= Dorina Mitrea =

Romanian-American mathematician

Dorina Irena-Rita Mitrea (born April 30, 1965) is a Romanian-American mathematician known for her work in harmonic analysis, partial differential equations, and the theory of distributions, and in mathematics education. She is a professor of mathematics and former chair of the mathematics department at Baylor University.

==Education and career==
Mitrea earned a master's degree in 1987 from the University of Bucharest. Her thesis, Riemann’s Theorem for Simply Connected Riemann Surfaces, was supervised by Cabiria Andreian Cazacu. She completed her doctorate in 1996 from the University of Minnesota. Her dissertation, Layer Potential Operators and Boundary Value Problems for Differential Forms on Lipschitz Domains, was supervised by Eugene Barry Fabes.

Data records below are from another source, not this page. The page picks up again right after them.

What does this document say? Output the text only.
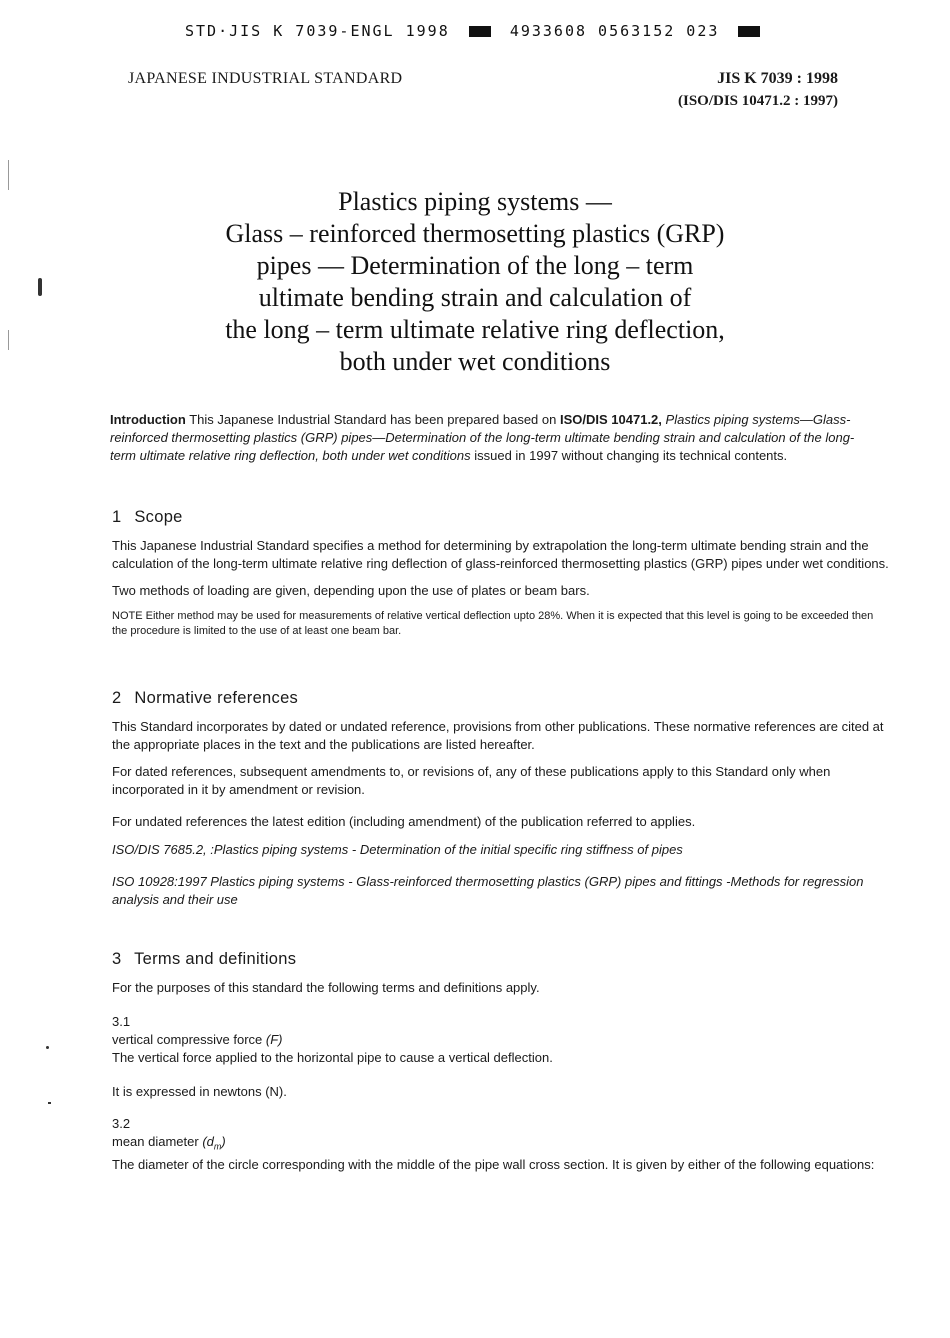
STD·JIS K 7039-ENGL 1998	4933608 0563152 023
JAPANESE INDUSTRIAL STANDARD	JIS K 7039 : 1998
(ISO/DIS 10471.2 : 1997)
Plastics piping systems —
Glass – reinforced thermosetting plastics (GRP)
pipes — Determination of the long – term
ultimate bending strain and calculation of
the long – term ultimate relative ring deflection,
both under wet conditions
Introduction This Japanese Industrial Standard has been prepared based on ISO/DIS 10471.2, Plastics piping systems—Glass-reinforced thermosetting plastics (GRP) pipes—Determination of the long-term ultimate bending strain and calculation of the long-term ultimate relative ring deflection, both under wet conditions issued in 1997 without changing its technical contents.
1 Scope

This Japanese Industrial Standard specifies a method for determining by extrapolation the long-term ultimate bending strain and the calculation of the long-term ultimate relative ring deflection of glass-reinforced thermosetting plastics (GRP) pipes under wet conditions.

Two methods of loading are given, depending upon the use of plates or beam bars.

NOTE Either method may be used for measurements of relative vertical deflection upto 28%. When it is expected that this level is going to be exceeded then the procedure is limited to the use of at least one beam bar.

2 Normative references

This Standard incorporates by dated or undated reference, provisions from other publications. These normative references are cited at the appropriate places in the text and the publications are listed hereafter.

For dated references, subsequent amendments to, or revisions of, any of these publications apply to this Standard only when incorporated in it by amendment or revision.

For undated references the latest edition (including amendment) of the publication referred to applies.

ISO/DIS 7685.2, :Plastics piping systems - Determination of the initial specific ring stiffness of pipes

ISO 10928:1997 Plastics piping systems - Glass-reinforced thermosetting plastics (GRP) pipes and fittings -Methods for regression analysis and their use

3 Terms and definitions

For the purposes of this standard the following terms and definitions apply.

3.1

vertical compressive force (F)

The vertical force applied to the horizontal pipe to cause a vertical deflection.

It is expressed in newtons (N).

3.2

mean diameter $(d_m)$

The diameter of the circle corresponding with the middle of the pipe wall cross section. It is given by either of the following equations:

Mitrea joined the University of Missouri mathematics faculty in 1996, and became M. & R. Houchins Distinguished Professor of Mathematics at the University of Missouri in 2016. She moved to Baylor as professor and chair in 2019.

==Books==
Mitrea is the author of:
- Layer Potentials, the Hodge Laplacian, and Global Boundary Problems in Nonsmooth Riemannian Manifolds (with Marius Mitrea and Michael E. Taylor, Memoirs of the American Mathematical Society, 2001)
- Calculus Connections: Mathematics for Middle School Teachers (with Asma Harcharras, Pearson Prentice Hall, 2007)
- Distributions, Partial Differential Equations, and Harmonic Analysis (Universitext, Springer, 2013; 2nd ed., 2018)
- Groupoid Metrization Theory: With Applications to Analysis on Quasi-Metric Spaces and Functional Analysis (with Irina Mitrea, Marius Mitrea, and Sylvie Monniaux, Birkhäuser, 2013)
- The Hodge-Laplacian: Boundary Value Problems on Riemannian Manifolds (with Irina Mitrea, Marius Mitrea, and Michael E. Taylor, De Gruyter, 2016)
- $L^p$-Square Function Estimates on Spaces of Homogeneous Type and on Uniformly Rectifiable Sets (with Steve Hofmann, Marius Mitrea, and Andrew J. Morris, Memoirs of the American Mathematical Society, 2017)
- Singular Integral Operators, Quantitative Flatness, and Boundary Problems (with Juan José Marín, José María Martell, Irina Mitrea, and Marius Mitrea, Progress in Mathematics, 344, Birkhäuser, 2022)
- Geometric Harmonic Analysis I: A Sharp Divergence Theorem with Nontangential Pointwise Traces (with Irina Mitrea and Marius Mitrea, Developments in Mathematics 72, Springer, 2022. ISBN 978-3031059490)
- Geometric Harmonic Analysis II: Function Spaces Measuring Size and Smoothness on Rough Sets (with Irina Mitrea and Marius Mitrea, Developments in Mathematics 73, Springer, 2022. ISBN 978-3031137174)
- Geometric Harmonic Analysis III: Integral Representations, Calderón-Zygmund Theory, Fatou Theorems, and Applications to Scattering (with Irina Mitrea and Marius Mitrea, Developments in Mathematics 74, Springer, 2023. ISBN 978-3-031-22737-0, )
- Geometric Harmonic Analysis IV: Boundary Layer Potentials on Uniformly Rectifiable Domains, and Applications to Complex Analysis (with Irina Mitrea and Marius Mitrea, Developments in Mathematics 75, Springer, 2023. ISBN 978-3031291814)
- Geometric Harmonic Analysis V: Fredholm Theory and Finer Estimates for Integral Operators, with Applications to Boundary Problems (with Irina Mitrea and Marius Mitrea, Developments in Mathematics 76, Springer, 2023.ISBN 978-3031315602)

==Recognition==
Mitrea was elected as a Fellow of the American Mathematical Society in the 2024 class of fellows.

==Personal life==
She is married to Marius Mitrea. Her husband is also a mathematician, and moved with Mitrea from Missouri to Baylor.